Posted by JMC on June 6, 2013 
I believe there was a tower close by, but it may have been for the yard that served the mill here. Someone with a bit more knowledge of the operations here before the 80s might be able to correct me. One of my favorite photos on here (55711 by R.A. Durfee) shows what this area used to look like in the late 70s. I wish I could have seen it then!

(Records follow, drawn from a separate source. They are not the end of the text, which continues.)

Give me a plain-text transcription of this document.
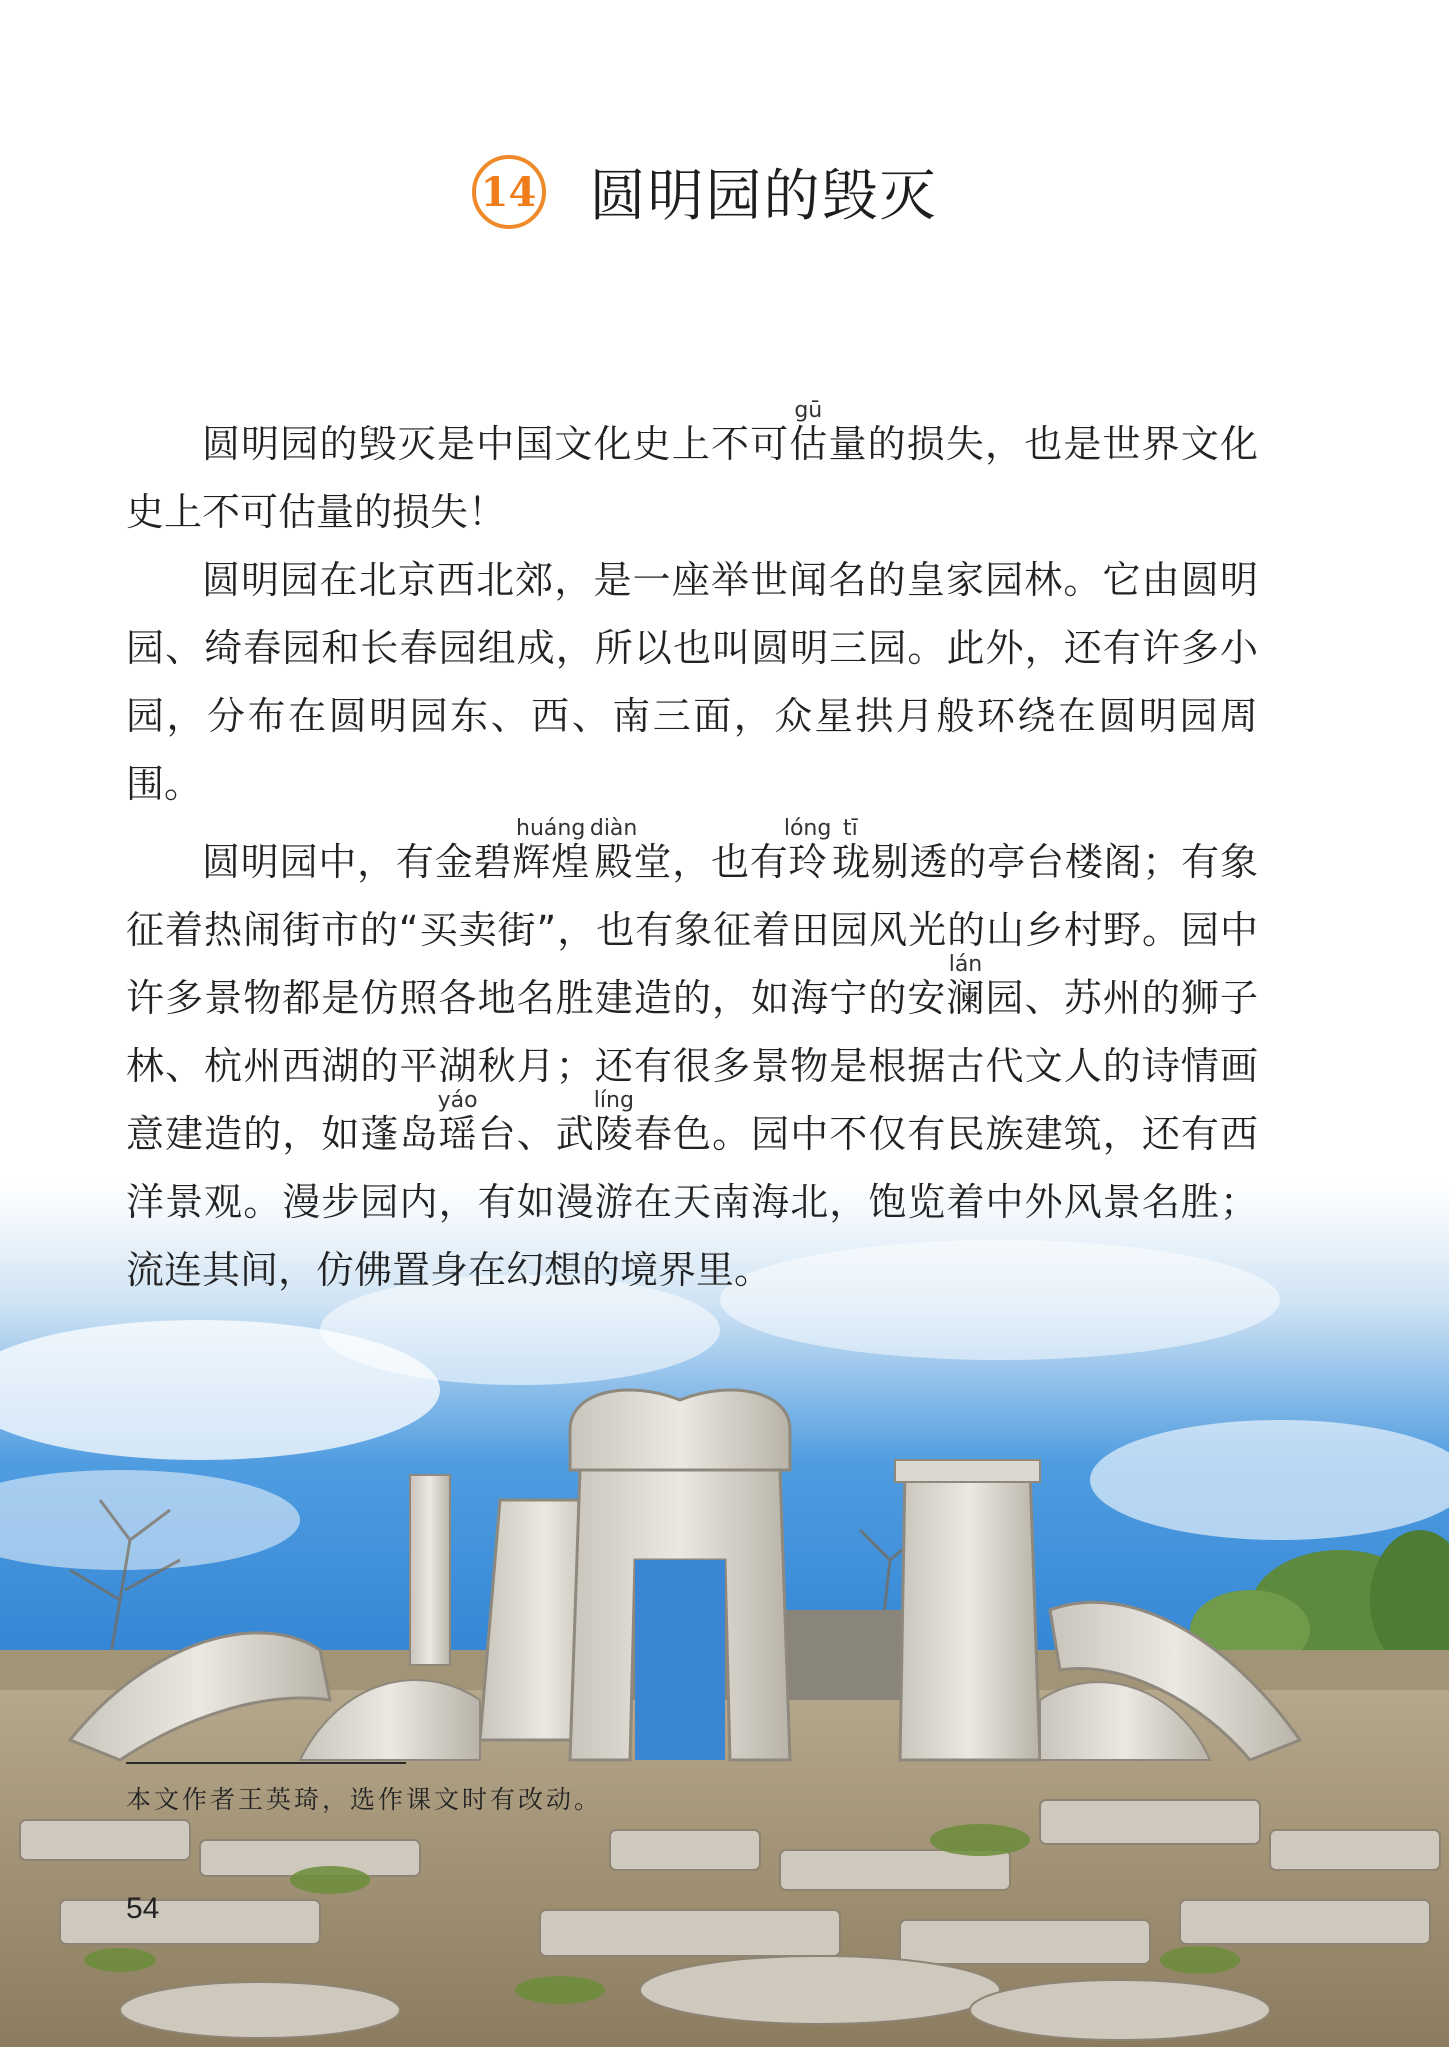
14 圆明园的毁灭

圆明园的毁灭是中国文化史上不可估gū量的损失，也是世界文化史上不可估量的损失！

圆明园在北京西北郊，是一座举世闻名的皇家园林。它由圆明园、绮春园和长春园组成，所以也叫圆明三园。此外，还有许多小园，分布在圆明园东、西、南三面，众星拱月般环绕在圆明园周围。

圆明园中，有金碧辉煌huáng殿diàn堂，也有玲lóng珑tī剔透的亭台楼阁；有象征着热闹街市的“买卖街”，也有象征着田园风光的山乡村野。园中许多景物都是仿照各地名胜建造的，如海宁的安澜lán园、苏州的狮子林、杭州西湖的平湖秋月；还有很多景物是根据古代文人的诗情画意建造的，如蓬岛瑶yáo台、武陵líng春色。园中不仅有民族建筑，还有西洋景观。漫步园内，有如漫游在天南海北，饱览着中外风景名胜；流连其间，仿佛置身在幻想的境界里。

本文作者王英琦，选作课文时有改动。
54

Posted by mmi16 on June 13, 2013 
B&O's Haselton Tower was located about 500 yards West of the Center Street crossing. Center Street was non-interlocked and controlled by a Trainman that flagged trains across the crossing using different colored flags or lights for the different railroads that crossed at grade. Haselton Tower was where the EL Hot Bottle trains originated from the mill that was located to the South of the Tower, with the Tower being on the South side of the tracks. Erie was the original road at the location and had the right to open up the various sets of crossovers that crossed over all the railroads the operated through Center Street and past Haselton to get to the Erie Main which was the North most track of all the tracks. All carriers had Statutory Stops clear of the Erie crossovers. The Erie crews did not have to get permission from any of the railroads that they crossed to make their moves with the hot bottle trains to Warren, OH, or to bring the empty bottle cars back to the Mill. I worked as a extra Operator at Haselton Tower in the late 1960's.